Italian prosecutors have been secretly recording conversations between human rights lawyers and their clients to allegedly investigate claims that NGOs operating rescue boats in the Mediterranean are involved in human trafficking.
Court documents viewed by the Guardian and Italian outlets Rai News and Domani in Trapani, Sicily, contained private conversations between human rights lawyers and their clients in detail, the British paper reported.
The documents pointed to a series of conversations lawyers had with a priest as well as some journalists, in which confidential information regarding ongoing trials, private sources and legal defence strategies in upcoming hearings was discussed.
Last month, the Trapani prosecutors charged rescuers from charities including Save the Children and Médecins Sans Frontières with complicity with people smugglers in Libya, after running a four-year investigation.
In 2017, the probe famously led to the seizure of the Iuventa, a former fishing vessel run by the German NGO Jugend Rettet (Youth Rescue), a move heavily slammed by human rights groups but welcomed by Italy’s far-right populists who call NGO rescue boats “sea taxis.”
The Italian prosecutors also recorded private conversations of Father Mussie Zerai, a Rome-based Eritrean priest who runs the refugee rights organisation Habeshia. He was a Nobel peace prize candidate in 2015 for his efforts.
However, Trapani prosecutors put him under investigation in November 2016, accusing him of abetting illegal immigration.
Zerai was acquitted of the charges, but dozens of conversations with his lawyer discussing the case were recorded.
Italian law outlaws the interception of conversations of people under investigation and their lawyers, whose relationship is governed by attorney-client privilege.
Zerai was recorded in August 2017 talking to his lawyer about a possible meeting with the prosecutors to explain his innocence, saying he believed the media were attempting to discredit the work of NGOs in the Mediterranean.

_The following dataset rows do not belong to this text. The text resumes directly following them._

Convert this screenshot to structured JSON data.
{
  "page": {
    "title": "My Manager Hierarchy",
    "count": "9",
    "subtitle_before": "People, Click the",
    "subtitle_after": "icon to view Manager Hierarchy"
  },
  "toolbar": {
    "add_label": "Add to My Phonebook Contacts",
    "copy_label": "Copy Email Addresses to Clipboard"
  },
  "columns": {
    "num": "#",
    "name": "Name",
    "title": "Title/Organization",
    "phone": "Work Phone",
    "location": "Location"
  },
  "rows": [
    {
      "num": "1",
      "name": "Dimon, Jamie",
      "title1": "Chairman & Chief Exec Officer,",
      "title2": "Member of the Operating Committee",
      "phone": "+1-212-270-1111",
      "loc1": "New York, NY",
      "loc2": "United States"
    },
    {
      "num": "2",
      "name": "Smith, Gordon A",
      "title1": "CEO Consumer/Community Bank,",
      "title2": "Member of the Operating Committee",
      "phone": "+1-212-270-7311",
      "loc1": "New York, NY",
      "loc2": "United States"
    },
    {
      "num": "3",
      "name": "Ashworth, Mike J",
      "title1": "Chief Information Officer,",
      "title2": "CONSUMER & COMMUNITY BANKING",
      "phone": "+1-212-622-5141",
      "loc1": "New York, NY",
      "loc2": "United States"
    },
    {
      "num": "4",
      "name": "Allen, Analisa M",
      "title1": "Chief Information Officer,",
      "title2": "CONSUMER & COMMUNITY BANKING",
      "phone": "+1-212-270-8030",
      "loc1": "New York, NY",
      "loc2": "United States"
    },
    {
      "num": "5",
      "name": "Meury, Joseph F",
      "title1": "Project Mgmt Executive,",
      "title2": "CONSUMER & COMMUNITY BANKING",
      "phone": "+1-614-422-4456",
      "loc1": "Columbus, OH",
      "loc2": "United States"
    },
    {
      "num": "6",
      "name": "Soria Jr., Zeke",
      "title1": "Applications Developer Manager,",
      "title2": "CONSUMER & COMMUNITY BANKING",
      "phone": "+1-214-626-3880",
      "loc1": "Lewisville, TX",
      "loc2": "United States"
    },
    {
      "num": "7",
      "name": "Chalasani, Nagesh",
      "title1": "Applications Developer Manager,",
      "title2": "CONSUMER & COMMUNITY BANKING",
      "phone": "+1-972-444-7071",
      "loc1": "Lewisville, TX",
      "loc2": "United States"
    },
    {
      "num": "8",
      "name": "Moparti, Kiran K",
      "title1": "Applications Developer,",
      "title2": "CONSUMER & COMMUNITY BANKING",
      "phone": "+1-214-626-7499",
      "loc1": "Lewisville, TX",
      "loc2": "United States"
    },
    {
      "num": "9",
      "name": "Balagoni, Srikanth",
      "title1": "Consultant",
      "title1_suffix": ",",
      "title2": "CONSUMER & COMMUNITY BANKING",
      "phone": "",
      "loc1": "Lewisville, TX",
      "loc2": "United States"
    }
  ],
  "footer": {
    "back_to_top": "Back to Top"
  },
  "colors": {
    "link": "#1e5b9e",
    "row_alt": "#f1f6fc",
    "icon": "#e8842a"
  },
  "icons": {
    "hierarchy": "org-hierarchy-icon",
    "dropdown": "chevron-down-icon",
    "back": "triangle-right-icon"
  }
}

“If I was wiretapped while talking to my lawyer, it means I was also wiretapped talking with bishops, cardinals, employees of the Holy See and ambassadors,” Zerai said. “Where is the rule of law here? And this took place while people continued to drown in the sea.”
The Italian justice ministry has announced that it is running “preliminary investigations” into the matter.

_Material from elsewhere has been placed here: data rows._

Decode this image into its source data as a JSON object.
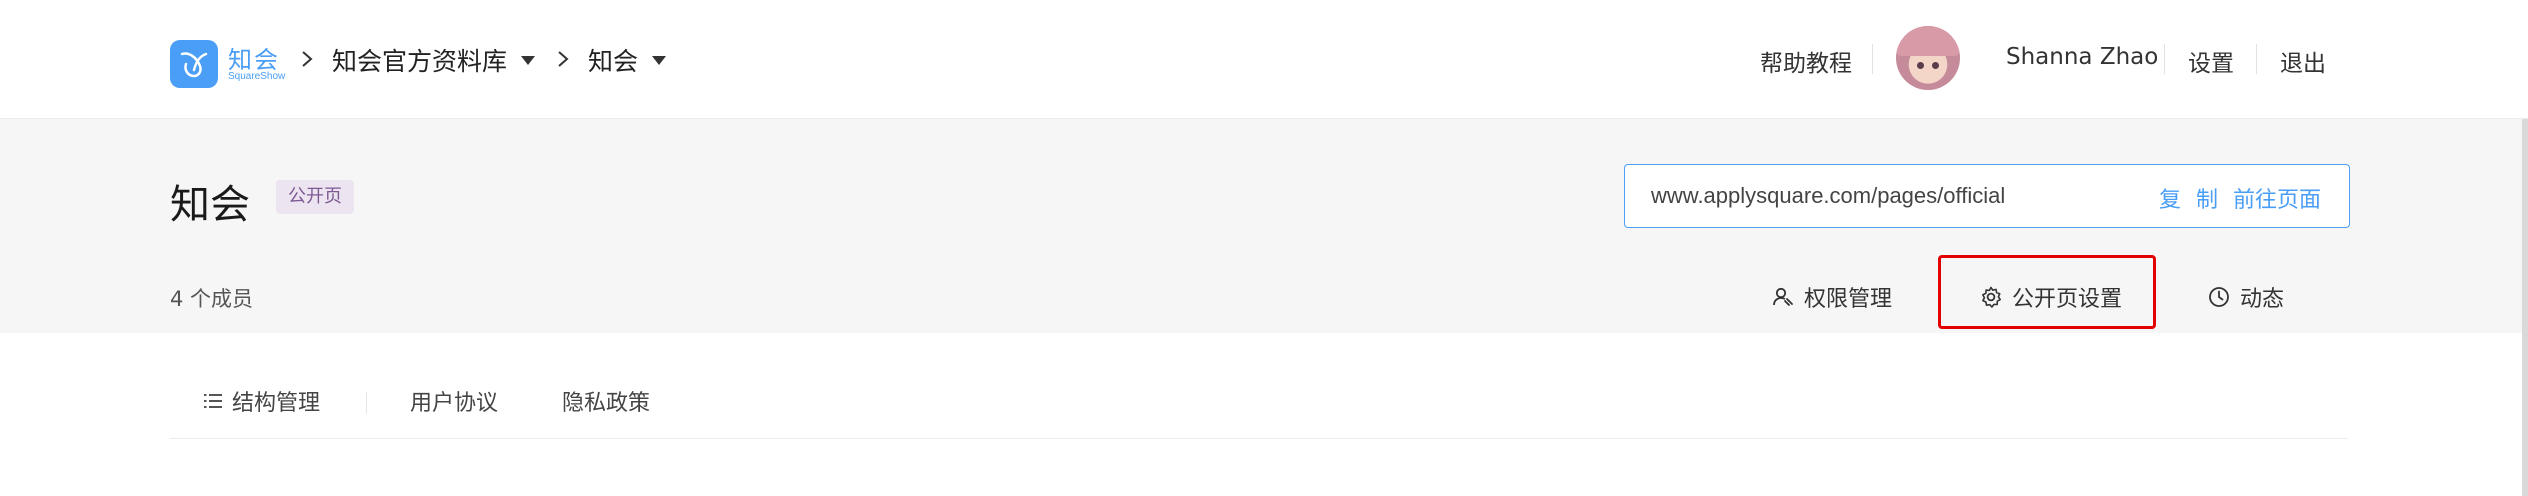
{
  "header": {
    "logo": {
      "wordmark": "知会",
      "subword": "SquareShow"
    },
    "breadcrumb": [
      "知会官方资料库",
      "知会"
    ],
    "help_link": "帮助教程",
    "user_name": "Shanna Zhao",
    "settings_link": "设置",
    "logout_link": "退出"
  },
  "page": {
    "title": "知会",
    "badge": "公开页",
    "url": "www.applysquare.com/pages/official",
    "copy_label": "复 制",
    "goto_label": "前往页面",
    "members": "4 个成员"
  },
  "toolbar": {
    "permissions": "权限管理",
    "public_settings": "公开页设置",
    "activity": "动态"
  },
  "tabs": [
    {
      "label": "结构管理",
      "icon": "list-icon"
    },
    {
      "label": "用户协议"
    },
    {
      "label": "隐私政策"
    }
  ],
  "colors": {
    "accent": "#4a9ef5",
    "badge_bg": "#ece4f1",
    "badge_text": "#7d5a93",
    "highlight": "#e30000",
    "band": "#f6f6f6"
  }
}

Italisn journalist groups have also criticized the move, describing it as one of the most serious attacks on the press in the country’s history.

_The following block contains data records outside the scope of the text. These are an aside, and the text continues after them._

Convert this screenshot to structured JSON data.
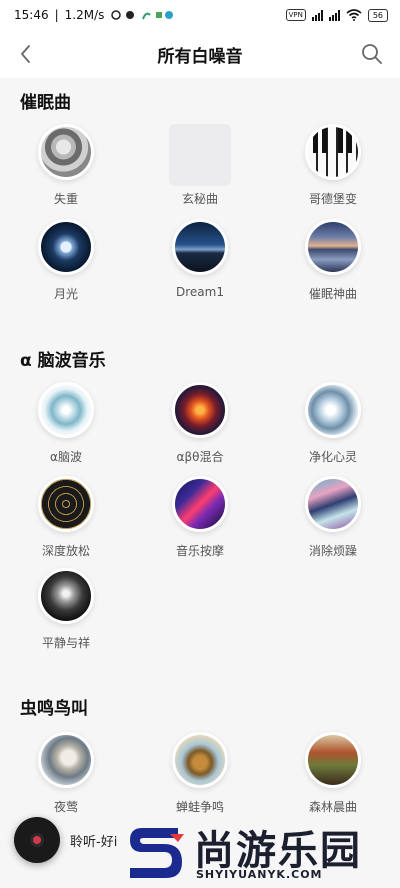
{
  "status_bar": {
    "time": "15:46",
    "speed": "1.2M/s",
    "vpn": "VPN",
    "battery": "56"
  },
  "header": {
    "title": "所有白噪音"
  },
  "sections": [
    {
      "title": "催眠曲",
      "items": [
        {
          "label": "失重"
        },
        {
          "label": "玄秘曲"
        },
        {
          "label": "哥德堡变"
        },
        {
          "label": "月光"
        },
        {
          "label": "Dream1"
        },
        {
          "label": "催眠神曲"
        }
      ]
    },
    {
      "title": "α 脑波音乐",
      "items": [
        {
          "label": "α脑波"
        },
        {
          "label": "αβθ混合"
        },
        {
          "label": "净化心灵"
        },
        {
          "label": "深度放松"
        },
        {
          "label": "音乐按摩"
        },
        {
          "label": "消除烦躁"
        },
        {
          "label": "平静与祥"
        }
      ]
    },
    {
      "title": "虫鸣鸟叫",
      "items": [
        {
          "label": "夜莺"
        },
        {
          "label": "蝉蛙争鸣"
        },
        {
          "label": "森林晨曲"
        }
      ]
    }
  ],
  "player": {
    "text": "聆听-好i"
  },
  "watermark": {
    "title": "尚游乐园",
    "subtitle": "SHYIYUANYK.COM"
  }
}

One of those journalists, Nancy Porsia, whose phone the prosecutors bugged for more than five months in 2017. Her movements were also tracked using the geolocation data of her phone.
Porsia in one conversation told her lawyer that she feared being snooped on by police but her lawyer reassures her that their telephone conversation is covered under client privilege.
Trapani’s acting head prosecutor, Maurizio Agnello, said in a statement: “In anticipation of the conclusion of investigations ordered by the general prosecutor’s office in Palermo and by the inspector general of the ministry of justice, to whom I sent a detailed report on this matter, I believe it is most opportune and responsible for me not to participate in any further discussions in this matter.